Nouvelles règles sur les radars, comment vérifier si les appareils sont homologués pour les amendes

Alexis Tremblay
Alexis Tremblay

Il est officiellement en vigueur nouveau décret sur les radars: Pour la première fois, l’Italie a des règles plus précises sur les appareils qui détectent la vitesse. approuvé, calibré et vérifié. Derrière ce qui semble être un détail technique se cache un vide réglementaire qui dure depuis plus de trente ans. Le Code de la routedepuis 1992, demande que chaque appareil soit « dûment approuvé » pour que les amendes soient valables, mais la législation n’avait pas encore précisé les règles pour obtenir cette approbation : les dispositifs ont avancé avec de simples approbations ministérielles.

Un trou qui, ces dernières années, a fait exploser les appels, grâce à une longue série d’arrêts de la Cour suprême selon lesquels l’approbation et l’approbation ne sont pas du tout la même chose. Au total, sur un total d’environ 4 000 radars, 850 ont été éteints parce qu’ils ne s’y conforment pas.

Désormais, le décret du ministère des Transports – entré en vigueur le 12 juillet – tente de remettre de l’ordre : voyons comment comprendre si l’amende reçue provient effectivement d’un radar homologué.

Ce qui change avec le nouveau décret sur les radars

Le décret signé le 9 juin par le ministre Matteo Salvini a été publié au Journal officiel et est entré en vigueur le 12 juillet: pour la première fois établit quelles exigences techniques sont nécessaires, qui délivre l’approbation et avec quelles procédures. Chaque nouveau modèle de radar devra l’obtenir avant d’être installé et chaque appareil devra passer un premier étalonnage et des contrôles périodiques au moins une fois par an : si la certification expire, l’appareil ne peut plus être utilisé pour infliger une amende.

La gestion des images, à protéger, change également cryptage et signature numérique, les visages des personnes à bord étant masqués sur les photos de face. À propos 4 000 appareils enregistrés en Italieà propos 3 150 sont considérés déjà en ordreAlors que 850 restent éteints jusqu’à ce que les fabricants soumettent la documentation manquante.

Les innovations concernent également la précision de ces détecteurs dans le mesurer la vitesse des véhicules. En particulier, le association correcte de la vitesse du véhicule détecté doit atteindre au moins 95%, seuil qui est également prévu pour l’acquisition d’images et la reconnaissance des plaques d’immatriculation.

Lors des tests d’homologation, pour le vitesse jusqu’à 100 km/h la valeur enregistrée par l’appareil ne doit pas s’écarter de plus de 3 km/h par rapport à ce qui est mesuré par l’instrument échantillon.
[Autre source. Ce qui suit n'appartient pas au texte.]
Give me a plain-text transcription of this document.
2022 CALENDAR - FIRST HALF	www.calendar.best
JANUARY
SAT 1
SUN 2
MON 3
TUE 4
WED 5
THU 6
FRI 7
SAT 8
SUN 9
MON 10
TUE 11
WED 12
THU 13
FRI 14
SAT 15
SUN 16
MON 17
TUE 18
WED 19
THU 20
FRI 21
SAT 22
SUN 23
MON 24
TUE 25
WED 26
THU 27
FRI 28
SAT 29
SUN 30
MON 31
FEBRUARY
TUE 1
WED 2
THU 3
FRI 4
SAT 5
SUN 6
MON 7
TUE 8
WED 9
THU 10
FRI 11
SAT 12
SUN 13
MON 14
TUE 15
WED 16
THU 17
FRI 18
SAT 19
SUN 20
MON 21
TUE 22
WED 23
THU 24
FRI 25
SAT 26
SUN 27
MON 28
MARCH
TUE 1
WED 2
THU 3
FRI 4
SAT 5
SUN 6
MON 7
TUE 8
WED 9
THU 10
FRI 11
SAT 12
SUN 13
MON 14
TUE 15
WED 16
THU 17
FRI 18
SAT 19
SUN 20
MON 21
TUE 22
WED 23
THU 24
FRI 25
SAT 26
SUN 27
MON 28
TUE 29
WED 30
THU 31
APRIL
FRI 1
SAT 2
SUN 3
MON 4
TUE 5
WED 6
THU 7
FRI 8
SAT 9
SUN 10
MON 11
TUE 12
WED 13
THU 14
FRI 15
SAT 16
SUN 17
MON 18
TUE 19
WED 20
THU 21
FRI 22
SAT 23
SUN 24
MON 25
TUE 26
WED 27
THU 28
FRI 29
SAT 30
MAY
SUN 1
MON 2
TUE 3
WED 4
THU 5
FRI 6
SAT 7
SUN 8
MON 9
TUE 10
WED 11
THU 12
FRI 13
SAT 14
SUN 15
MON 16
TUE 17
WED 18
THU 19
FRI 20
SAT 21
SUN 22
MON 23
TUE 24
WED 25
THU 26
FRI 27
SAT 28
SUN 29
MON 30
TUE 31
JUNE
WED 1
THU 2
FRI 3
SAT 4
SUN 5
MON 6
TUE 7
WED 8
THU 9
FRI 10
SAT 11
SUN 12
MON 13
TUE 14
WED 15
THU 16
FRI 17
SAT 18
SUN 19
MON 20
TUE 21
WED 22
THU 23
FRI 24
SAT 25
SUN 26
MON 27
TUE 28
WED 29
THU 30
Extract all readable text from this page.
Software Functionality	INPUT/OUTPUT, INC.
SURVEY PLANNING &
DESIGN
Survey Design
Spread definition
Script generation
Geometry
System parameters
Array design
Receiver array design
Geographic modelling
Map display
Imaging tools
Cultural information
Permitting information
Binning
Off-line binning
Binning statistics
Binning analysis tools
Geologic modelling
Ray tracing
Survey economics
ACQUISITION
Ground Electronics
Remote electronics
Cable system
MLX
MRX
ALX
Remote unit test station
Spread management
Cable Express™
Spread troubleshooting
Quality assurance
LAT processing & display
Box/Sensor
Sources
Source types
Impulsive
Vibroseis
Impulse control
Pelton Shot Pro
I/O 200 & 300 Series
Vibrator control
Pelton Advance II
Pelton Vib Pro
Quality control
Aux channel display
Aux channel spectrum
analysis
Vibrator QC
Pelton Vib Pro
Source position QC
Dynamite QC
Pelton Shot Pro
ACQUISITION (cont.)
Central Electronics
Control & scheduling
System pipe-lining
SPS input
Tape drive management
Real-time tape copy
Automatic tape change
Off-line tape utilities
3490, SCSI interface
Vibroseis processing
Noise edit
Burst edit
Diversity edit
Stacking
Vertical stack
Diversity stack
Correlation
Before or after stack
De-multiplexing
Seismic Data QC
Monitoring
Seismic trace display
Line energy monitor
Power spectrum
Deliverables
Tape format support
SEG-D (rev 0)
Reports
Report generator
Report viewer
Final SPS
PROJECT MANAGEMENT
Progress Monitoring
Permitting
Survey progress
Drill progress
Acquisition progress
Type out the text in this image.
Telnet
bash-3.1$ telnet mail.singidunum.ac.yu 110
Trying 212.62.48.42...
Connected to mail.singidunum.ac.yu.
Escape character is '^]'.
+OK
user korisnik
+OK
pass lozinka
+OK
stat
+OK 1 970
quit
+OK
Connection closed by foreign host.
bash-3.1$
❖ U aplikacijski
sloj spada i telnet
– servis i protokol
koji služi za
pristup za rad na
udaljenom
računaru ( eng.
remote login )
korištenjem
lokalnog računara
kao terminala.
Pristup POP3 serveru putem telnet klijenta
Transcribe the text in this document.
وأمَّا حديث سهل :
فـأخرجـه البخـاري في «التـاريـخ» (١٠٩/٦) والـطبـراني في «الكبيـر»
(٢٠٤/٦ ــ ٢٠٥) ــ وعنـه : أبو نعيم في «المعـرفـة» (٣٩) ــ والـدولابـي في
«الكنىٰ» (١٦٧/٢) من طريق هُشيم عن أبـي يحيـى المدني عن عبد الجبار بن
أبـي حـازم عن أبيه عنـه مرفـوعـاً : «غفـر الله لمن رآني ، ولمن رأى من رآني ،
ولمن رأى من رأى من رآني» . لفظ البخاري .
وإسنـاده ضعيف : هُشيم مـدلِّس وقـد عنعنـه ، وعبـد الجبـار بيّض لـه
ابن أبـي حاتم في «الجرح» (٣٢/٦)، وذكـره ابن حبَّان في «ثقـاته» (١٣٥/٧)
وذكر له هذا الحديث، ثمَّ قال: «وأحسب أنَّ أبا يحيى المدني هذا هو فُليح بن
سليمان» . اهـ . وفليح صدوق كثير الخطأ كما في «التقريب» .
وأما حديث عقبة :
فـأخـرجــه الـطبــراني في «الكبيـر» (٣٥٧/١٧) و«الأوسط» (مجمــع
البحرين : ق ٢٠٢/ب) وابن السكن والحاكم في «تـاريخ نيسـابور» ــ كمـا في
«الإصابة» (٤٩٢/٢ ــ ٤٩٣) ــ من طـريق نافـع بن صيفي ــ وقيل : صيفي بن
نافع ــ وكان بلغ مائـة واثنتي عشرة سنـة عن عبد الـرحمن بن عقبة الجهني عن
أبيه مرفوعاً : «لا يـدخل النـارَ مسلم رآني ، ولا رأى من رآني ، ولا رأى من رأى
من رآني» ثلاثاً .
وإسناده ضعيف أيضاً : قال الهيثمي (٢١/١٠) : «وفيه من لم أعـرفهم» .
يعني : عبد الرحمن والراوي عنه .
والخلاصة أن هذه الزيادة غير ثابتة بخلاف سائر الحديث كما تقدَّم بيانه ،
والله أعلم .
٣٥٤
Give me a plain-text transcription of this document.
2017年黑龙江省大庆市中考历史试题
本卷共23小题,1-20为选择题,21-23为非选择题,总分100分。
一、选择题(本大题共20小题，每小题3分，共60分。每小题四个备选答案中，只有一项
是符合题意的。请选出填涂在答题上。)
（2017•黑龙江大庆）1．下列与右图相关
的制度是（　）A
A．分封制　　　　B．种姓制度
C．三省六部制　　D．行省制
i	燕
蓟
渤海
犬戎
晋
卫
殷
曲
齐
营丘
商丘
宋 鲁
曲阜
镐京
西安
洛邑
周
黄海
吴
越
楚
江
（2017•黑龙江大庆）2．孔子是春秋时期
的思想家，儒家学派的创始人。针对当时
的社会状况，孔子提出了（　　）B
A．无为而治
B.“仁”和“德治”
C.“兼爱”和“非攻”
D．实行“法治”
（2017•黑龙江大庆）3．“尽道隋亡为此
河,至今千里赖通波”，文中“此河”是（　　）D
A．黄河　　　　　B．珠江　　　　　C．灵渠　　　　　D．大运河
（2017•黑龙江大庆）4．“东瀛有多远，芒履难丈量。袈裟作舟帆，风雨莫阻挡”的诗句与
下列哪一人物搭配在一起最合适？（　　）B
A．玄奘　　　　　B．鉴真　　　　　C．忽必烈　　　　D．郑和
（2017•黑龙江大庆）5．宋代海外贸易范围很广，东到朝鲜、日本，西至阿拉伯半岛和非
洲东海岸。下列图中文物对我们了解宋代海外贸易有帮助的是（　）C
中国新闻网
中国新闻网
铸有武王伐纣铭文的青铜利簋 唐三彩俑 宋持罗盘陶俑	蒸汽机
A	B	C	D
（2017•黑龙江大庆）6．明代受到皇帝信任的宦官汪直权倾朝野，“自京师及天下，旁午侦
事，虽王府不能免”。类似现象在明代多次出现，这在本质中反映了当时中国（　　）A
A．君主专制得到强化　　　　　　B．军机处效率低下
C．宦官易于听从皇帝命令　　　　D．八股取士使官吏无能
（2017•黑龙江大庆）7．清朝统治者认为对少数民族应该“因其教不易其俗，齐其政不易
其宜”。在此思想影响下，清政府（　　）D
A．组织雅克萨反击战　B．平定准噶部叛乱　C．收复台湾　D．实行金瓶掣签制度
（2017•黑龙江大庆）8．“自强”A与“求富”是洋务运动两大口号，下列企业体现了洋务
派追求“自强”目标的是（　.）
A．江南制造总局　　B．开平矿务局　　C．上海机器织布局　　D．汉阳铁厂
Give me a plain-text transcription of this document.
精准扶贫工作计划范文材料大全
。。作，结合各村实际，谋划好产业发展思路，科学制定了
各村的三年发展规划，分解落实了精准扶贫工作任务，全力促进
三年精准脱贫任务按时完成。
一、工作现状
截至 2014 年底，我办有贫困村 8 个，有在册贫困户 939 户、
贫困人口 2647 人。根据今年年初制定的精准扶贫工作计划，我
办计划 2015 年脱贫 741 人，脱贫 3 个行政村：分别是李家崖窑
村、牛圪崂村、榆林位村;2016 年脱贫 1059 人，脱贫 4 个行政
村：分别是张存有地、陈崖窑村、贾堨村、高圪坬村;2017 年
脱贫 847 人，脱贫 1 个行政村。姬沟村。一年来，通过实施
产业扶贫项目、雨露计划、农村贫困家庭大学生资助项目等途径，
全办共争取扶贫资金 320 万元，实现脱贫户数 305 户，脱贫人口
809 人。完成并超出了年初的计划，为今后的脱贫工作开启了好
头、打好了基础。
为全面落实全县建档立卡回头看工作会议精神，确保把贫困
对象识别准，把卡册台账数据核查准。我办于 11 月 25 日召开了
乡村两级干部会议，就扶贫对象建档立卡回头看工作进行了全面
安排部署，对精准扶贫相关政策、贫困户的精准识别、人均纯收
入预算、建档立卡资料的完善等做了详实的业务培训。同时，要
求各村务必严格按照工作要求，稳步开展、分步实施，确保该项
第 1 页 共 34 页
Au-delà de 100 km/h, le seuil limite est fixé à 3 % de la vitesse.

Comment vérifier si l’appareil est homologué et l’amende conforme : le recours

A ce stade, comment vérifier si l’éventuelle amende provient d’un détecteur de vitesse homologué ? Le premier endroit à consulter est le site Web du ministère de l’Infrastructure, à l’adresse velox.mit.gov.it/dispositivi : en saisissant la marque, le modèle ou le numéro de série rapporté dans le procès-verbal, nous pouvons voir si l’appareil est enregistré et quels détails d’approbation ou d’approbation cela a.

Il est également utile de vérifier le site internet de la commune compétentequi devrait publier la liste des radars présents dans la zone ; si des informations manquent, vous pouvez demander l’accès aux documents. Si l’appareil n’apparaît pas dans la liste, ou si l’amende a été émise par un appareil agréé uniquement, le signalement peut être contesté : le décret n’est cependant pas rétroactif. Le recours doit être présenté dans les 60 jours auprès du préfet, ou dans les 30 jours auprès du juge de paix, en joignant les pièces justificatives recueillies.